Roma, 19 lug – “Uno dei fattori più importanti delle imprese spaziali è il cambio di prospettiva, il vedere il nostro pianeta da un altro punto di vista. Le missioni Apollo ci hanno consentito di osservare la Terra da distanze enormi e questo è servito a farci comprendere quanto piccola essa sia e anche fragile: intorno a questa magnifica sfera azzurra, infatti, non c’è nulla, a parte il vuoto.

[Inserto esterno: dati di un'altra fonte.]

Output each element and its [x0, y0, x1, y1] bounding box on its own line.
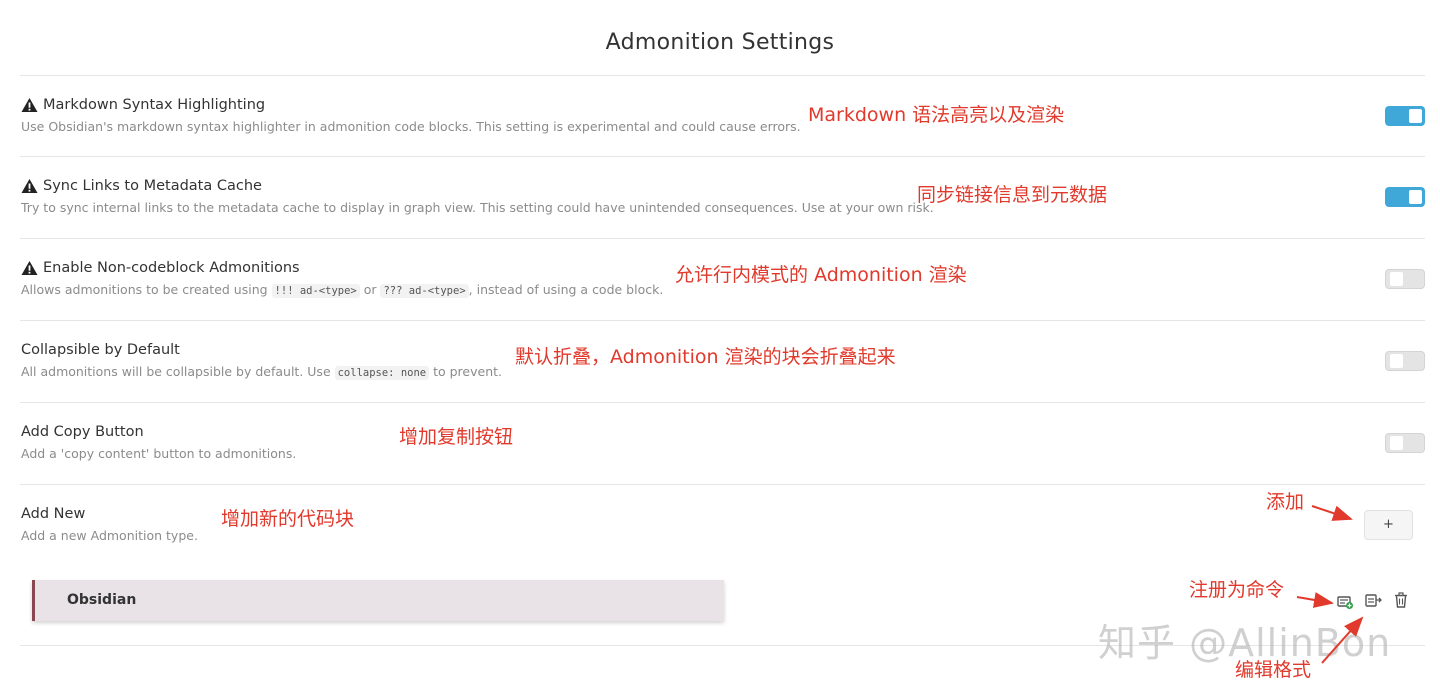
- annotation-arrows: [1296, 505, 1364, 664]
- arrow-add: [1311, 505, 1353, 521]
- arrow-register: [1296, 592, 1334, 608]
- arrow-edit: [1321, 616, 1364, 664]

E quando si torna, questa esperienza ci permette di capire meglio i problemi che lo affliggono e la sua importanza, che spesso ci dimentichiamo, come ci dimentichiamo che la Terra ci ospita tutti: mentre noi non possiamo fare a meno di lei, lei può fare a meno di noi”. Così Umberto Guidoni, primo astronauta europeo a visitare la Stazione Spaziale Internazionale nel 2001, ai microfoni di Radio Cusano Campus in occasione del 50 esimo anniversario dell’allunaggio.

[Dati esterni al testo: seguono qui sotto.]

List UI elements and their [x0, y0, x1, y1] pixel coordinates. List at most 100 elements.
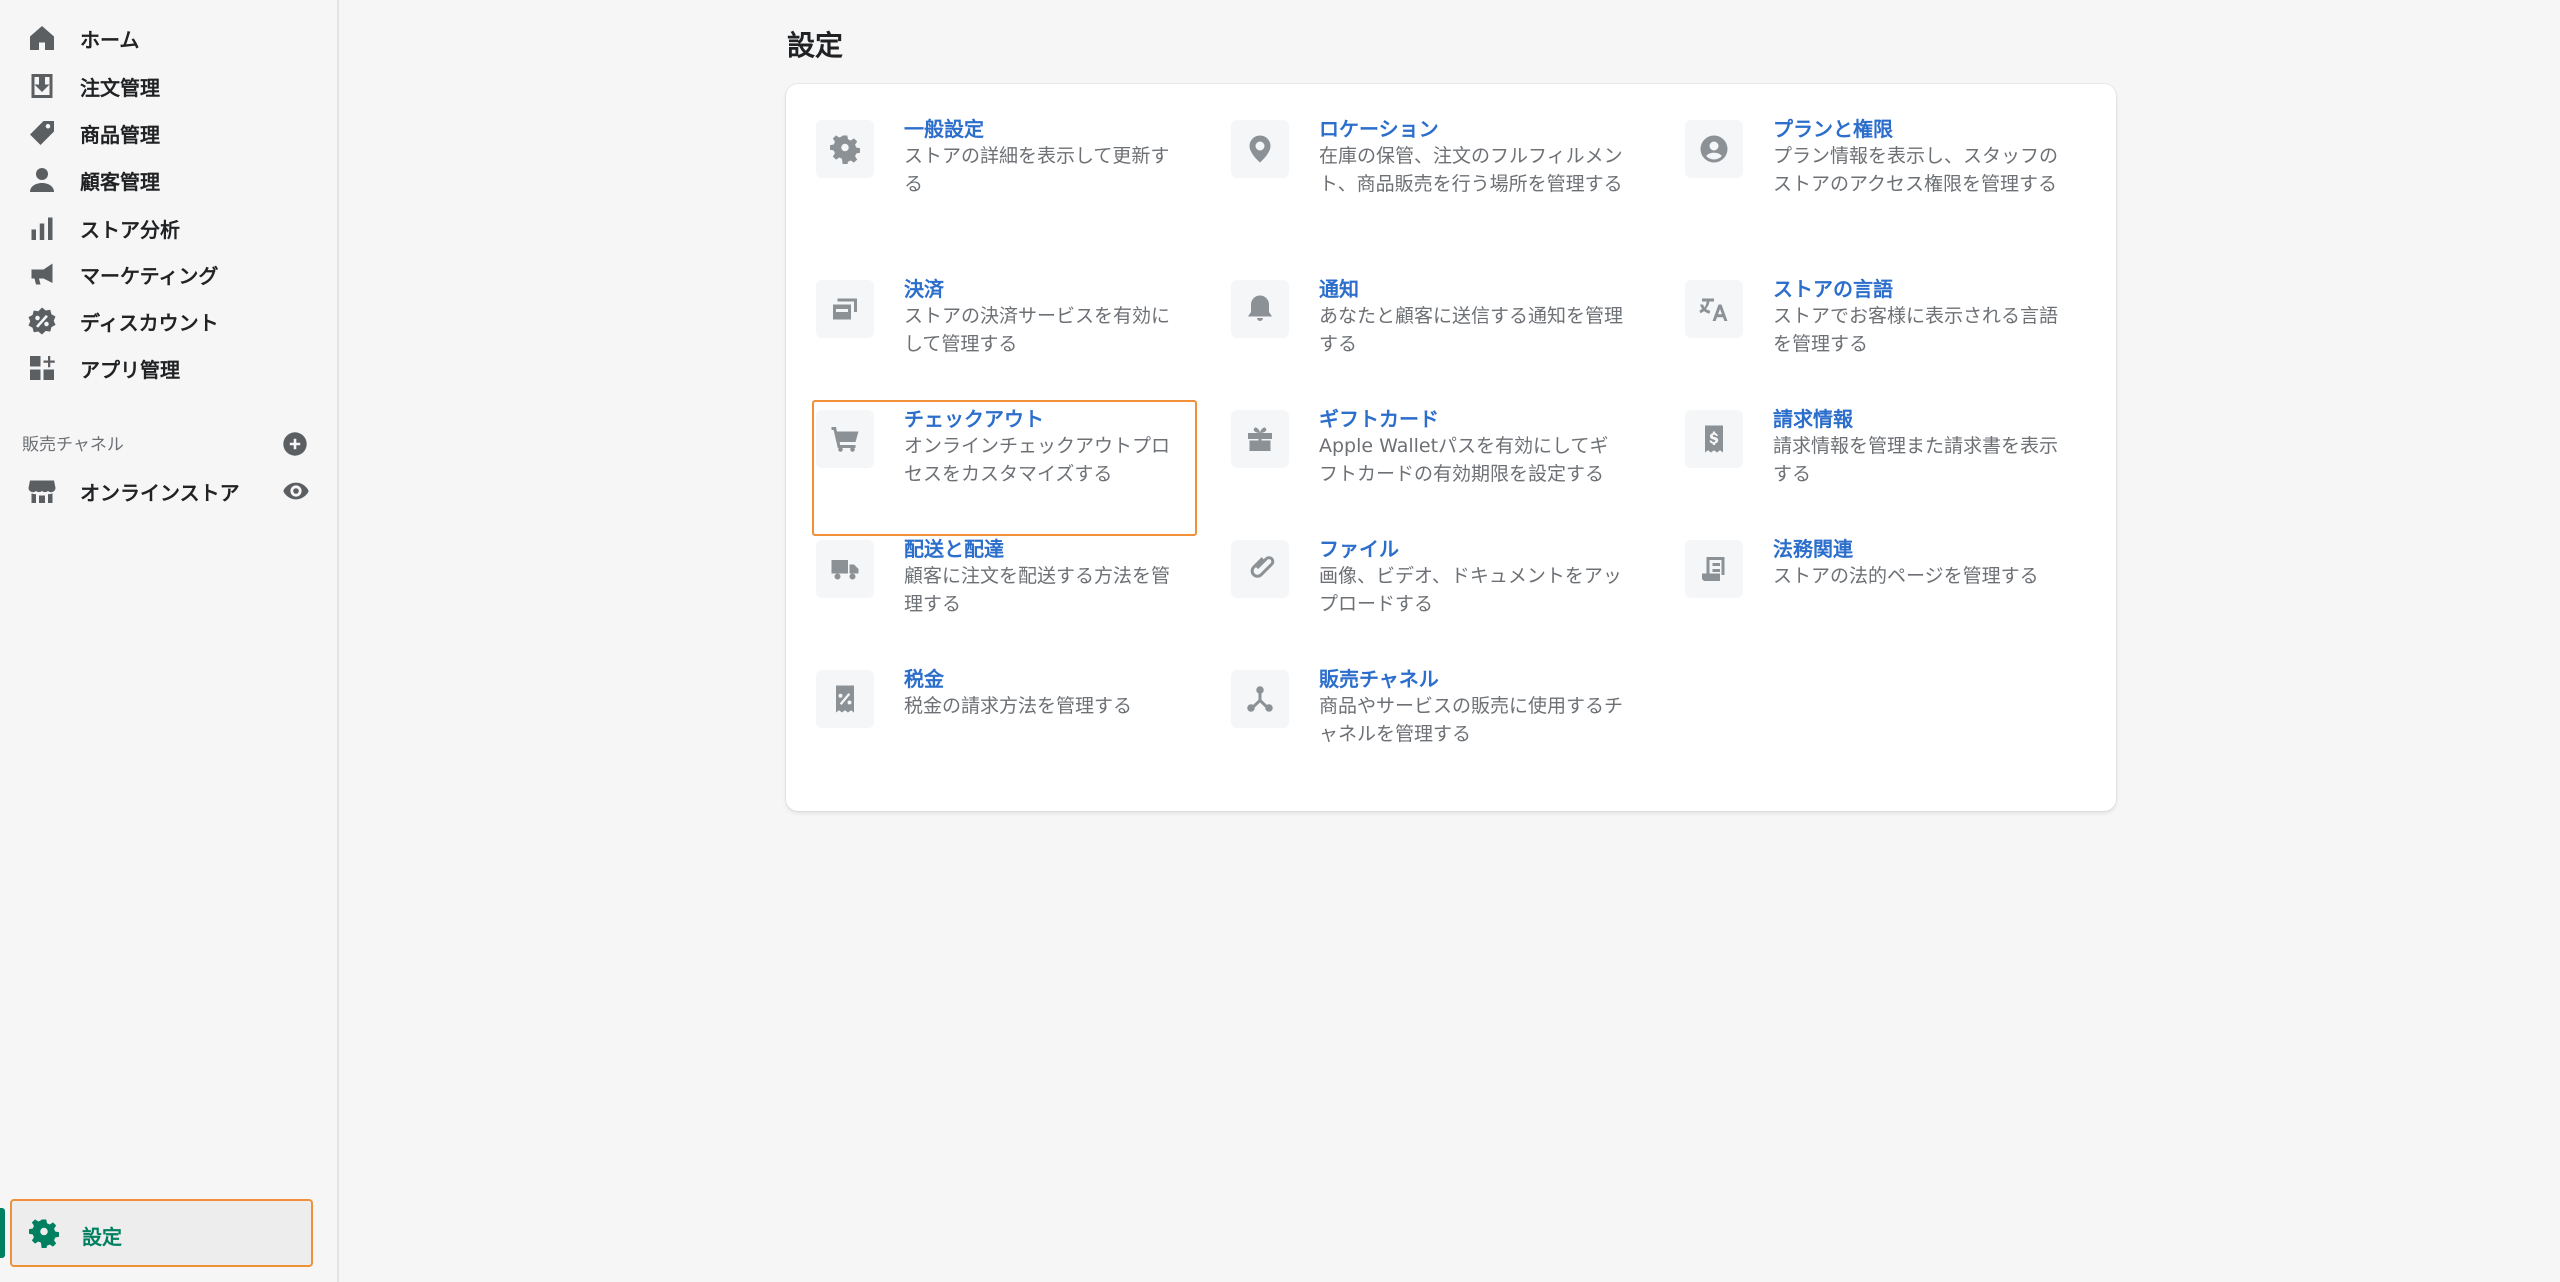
analytics-icon — [26, 212, 58, 244]
nav-item-customers[interactable]: 顧客管理 — [0, 158, 330, 202]
page-title: 設定 — [787, 29, 844, 62]
tile-title: 販売チャネル — [1319, 667, 1439, 691]
nav-item-discounts[interactable]: ディスカウント — [0, 299, 330, 343]
nav-item-home[interactable]: ホーム — [0, 16, 330, 60]
tile-text: プランと権限 プラン情報を表示し、スタッフのストアのアクセス権限を管理する — [1773, 116, 2068, 198]
tile-text: 通知 あなたと顧客に送信する通知を管理する — [1319, 276, 1624, 358]
tile-title: プランと権限 — [1773, 117, 1893, 141]
receipt-icon — [1685, 410, 1743, 468]
view-store-button[interactable] — [282, 477, 310, 505]
tile-text: チェックアウト オンラインチェックアウトプロセスをカスタマイズする — [904, 406, 1174, 488]
user-circle-icon — [1685, 120, 1743, 178]
nav-item-settings[interactable]: 設定 — [10, 1199, 313, 1267]
active-indicator — [0, 1208, 5, 1258]
tile-text: 決済 ストアの決済サービスを有効にして管理する — [904, 276, 1174, 358]
nav-item-marketing[interactable]: マーケティング — [0, 252, 330, 296]
settings-tile-payments[interactable]: 決済 ストアの決済サービスを有効にして管理する — [804, 268, 1184, 398]
settings-tile-general[interactable]: 一般設定 ストアの詳細を表示して更新する — [804, 108, 1184, 238]
tile-text: 法務関連 ストアの法的ページを管理する — [1773, 536, 2068, 590]
settings-tile-sales-channels[interactable]: 販売チャネル 商品やサービスの販売に使用するチャネルを管理する — [1219, 658, 1639, 788]
link-icon — [1231, 540, 1289, 598]
gear-icon — [816, 120, 874, 178]
channels-icon — [1231, 670, 1289, 728]
gear-icon — [28, 1217, 60, 1249]
home-icon — [26, 22, 58, 54]
tile-description: プラン情報を表示し、スタッフのストアのアクセス権限を管理する — [1773, 145, 2059, 195]
nav-label: 顧客管理 — [80, 169, 160, 194]
tile-description: あなたと顧客に送信する通知を管理する — [1319, 305, 1624, 355]
tile-description: 税金の請求方法を管理する — [904, 695, 1133, 717]
nav-label: 注文管理 — [80, 75, 160, 100]
settings-card: 一般設定 ストアの詳細を表示して更新する ロケーション 在庫の保管、注文のフルフ… — [786, 84, 2116, 811]
tile-text: 一般設定 ストアの詳細を表示して更新する — [904, 116, 1174, 198]
tag-icon — [26, 117, 58, 149]
sales-channels-heading: 販売チャネル — [22, 435, 124, 455]
nav-item-apps[interactable]: アプリ管理 — [0, 346, 330, 390]
tile-title: ギフトカード — [1319, 407, 1439, 431]
store-icon — [26, 475, 58, 507]
tile-description: ストアの決済サービスを有効にして管理する — [904, 305, 1171, 355]
tile-title: 通知 — [1319, 277, 1359, 301]
settings-tile-taxes[interactable]: 税金 税金の請求方法を管理する — [804, 658, 1184, 788]
tile-title: 税金 — [904, 667, 944, 691]
tile-text: 配送と配達 顧客に注文を配送する方法を管理する — [904, 536, 1174, 618]
tile-text: 販売チャネル 商品やサービスの販売に使用するチャネルを管理する — [1319, 666, 1624, 748]
tile-text: 税金 税金の請求方法を管理する — [904, 666, 1174, 720]
settings-tile-shipping[interactable]: 配送と配達 顧客に注文を配送する方法を管理する — [804, 528, 1184, 658]
settings-tile-checkout[interactable]: チェックアウト オンラインチェックアウトプロセスをカスタマイズする — [804, 398, 1184, 528]
settings-tile-gift-cards[interactable]: ギフトカード Apple Walletパスを有効にしてギフトカードの有効期限を設… — [1219, 398, 1639, 528]
nav-label: オンラインストア — [80, 480, 240, 505]
gift-icon — [1231, 410, 1289, 468]
orders-icon — [26, 70, 58, 102]
tile-description: ストアの詳細を表示して更新する — [904, 145, 1170, 195]
tile-description: Apple Walletパスを有効にしてギフトカードの有効期限を設定する — [1319, 435, 1609, 485]
megaphone-icon — [26, 258, 58, 290]
settings-tile-locations[interactable]: ロケーション 在庫の保管、注文のフルフィルメント、商品販売を行う場所を管理する — [1219, 108, 1639, 238]
tile-description: オンラインチェックアウトプロセスをカスタマイズする — [904, 435, 1171, 485]
location-icon — [1231, 120, 1289, 178]
nav-item-products[interactable]: 商品管理 — [0, 111, 330, 155]
tile-description: 画像、ビデオ、ドキュメントをアップロードする — [1319, 565, 1622, 615]
tile-title: ストアの言語 — [1773, 277, 1893, 301]
tile-title: ファイル — [1319, 537, 1399, 561]
settings-tile-notifications[interactable]: 通知 あなたと顧客に送信する通知を管理する — [1219, 268, 1639, 398]
nav-label: ホーム — [80, 27, 140, 52]
tile-description: ストアの法的ページを管理する — [1773, 565, 2039, 587]
nav-item-analytics[interactable]: ストア分析 — [0, 206, 330, 250]
cart-icon — [816, 410, 874, 468]
add-channel-button[interactable] — [282, 431, 308, 457]
bell-icon — [1231, 280, 1289, 338]
tile-title: 配送と配達 — [904, 537, 1004, 561]
document-icon — [1685, 540, 1743, 598]
tile-title: 決済 — [904, 277, 944, 301]
sidebar: ホーム 注文管理 商品管理 顧客管理 ストア分析 マーケティング ディスカウント — [0, 0, 339, 1282]
nav-label: マーケティング — [80, 263, 219, 288]
tile-title: ロケーション — [1319, 117, 1439, 141]
settings-tile-plan-permissions[interactable]: プランと権限 プラン情報を表示し、スタッフのストアのアクセス権限を管理する — [1673, 108, 2093, 238]
tile-text: ギフトカード Apple Walletパスを有効にしてギフトカードの有効期限を設… — [1319, 406, 1624, 488]
nav-label: ディスカウント — [80, 310, 219, 335]
tile-text: 請求情報 請求情報を管理また請求書を表示する — [1773, 406, 2068, 488]
nav-item-orders[interactable]: 注文管理 — [0, 64, 330, 108]
customer-icon — [26, 164, 58, 196]
nav-label: 設定 — [82, 1225, 122, 1249]
tile-title: 一般設定 — [904, 117, 984, 141]
tile-title: 法務関連 — [1773, 537, 1853, 561]
tile-text: ファイル 画像、ビデオ、ドキュメントをアップロードする — [1319, 536, 1624, 618]
nav-label: ストア分析 — [80, 217, 180, 242]
settings-tile-files[interactable]: ファイル 画像、ビデオ、ドキュメントをアップロードする — [1219, 528, 1639, 658]
eye-icon — [283, 482, 309, 500]
tile-text: ロケーション 在庫の保管、注文のフルフィルメント、商品販売を行う場所を管理する — [1319, 116, 1624, 198]
tile-description: 請求情報を管理また請求書を表示する — [1773, 435, 2059, 485]
tile-title: 請求情報 — [1773, 407, 1853, 431]
truck-icon — [816, 540, 874, 598]
translate-icon — [1685, 280, 1743, 338]
settings-tile-store-languages[interactable]: ストアの言語 ストアでお客様に表示される言語を管理する — [1673, 268, 2093, 398]
tile-description: ストアでお客様に表示される言語を管理する — [1773, 305, 2059, 355]
tile-text: ストアの言語 ストアでお客様に表示される言語を管理する — [1773, 276, 2068, 358]
discount-icon — [26, 305, 58, 337]
settings-tile-billing[interactable]: 請求情報 請求情報を管理また請求書を表示する — [1673, 398, 2093, 528]
apps-icon — [26, 352, 58, 384]
settings-tile-legal[interactable]: 法務関連 ストアの法的ページを管理する — [1673, 528, 2093, 658]
nav-item-online-store[interactable]: オンラインストア — [0, 469, 330, 513]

“Gli astronauti sono persone normali, che si addestrano con grande professionalità ad affrontare le difficoltà, con la collaborazione di tante altre persone delle quali loro rappresentano la punta della piramide. Trovo che questo sia una messaggio positivo perché ci dice che non c’è bisogno di imprese al limite della fantascienza. Con il grande lavoro e lo studio, non ci sono limiti a quello che l’uomo può raggiungere”. L’assenza, oggi, del “sogno” e della visione di lungo periodo. C’è un cambio di passo per quanto riguarda le missioni spaziali. Ma credo che, nella nostra società contemporanea, manchi una visione di lungo periodo”.
“La missione Apollo è stato il sogno di un’intera generazione, che l’umanità potesse davvero lasciare la Terra e avventurarsi nello Spazio. Quello dell’Apollo 11 rimase un episodio eccitante ma isolato, se pensiamo che in questi cinquant’anni solo poco più di 500 persone hanno volato nello Spazio. Mi auguro che, nei prossimi cinquanta, siano migliaia se non milioni, che ci sia cioè la volontà di portare avanti questo sogno, magari anche con l’ingresso di finanziatori privati, come sta accadendo in questo periodo”.
Quanto a Michael Collins, l’unico dell’Apollo 11 a non scendere sulla Luna, “il suo – afferma Guidoni – fu un ruolo difficile non solo perché fu l’unico della missione a non scendere sulla superficie lunare – come fecero Neil Armstrong e Edwin ‘Buzz’ Aldrin – ma soprattutto per la solitudine e la responsabilità. Solitudine perché, quando girò nella parte oscura della Luna, si ritrovò per quasi mezz’ora isolato dal resto dell’umanità. E poi la responsabilità. Se Armstrong e Aldrin non fossero riusciti a ripartire dalla superficie lunare, lui avrebbe dovuto prendere quella che egli stesso definisce la decisione più difficile della sua vita, cioè quella di abbandonarli”.
“Marte sarà senza dubbio la nostra ‘destinazione finale’ per i prossimi 20-30 anni. Il 20 luglio 1969 fu un momento storico per tutta l’umanità e, cinquant’anni dopo, ci rimettiamo in marcia, con l’idea di utilizzare la luna per estrarre materie prime e proprio come banco di prova per le tecnologie che ci porteranno sul Pianeta Rosso”.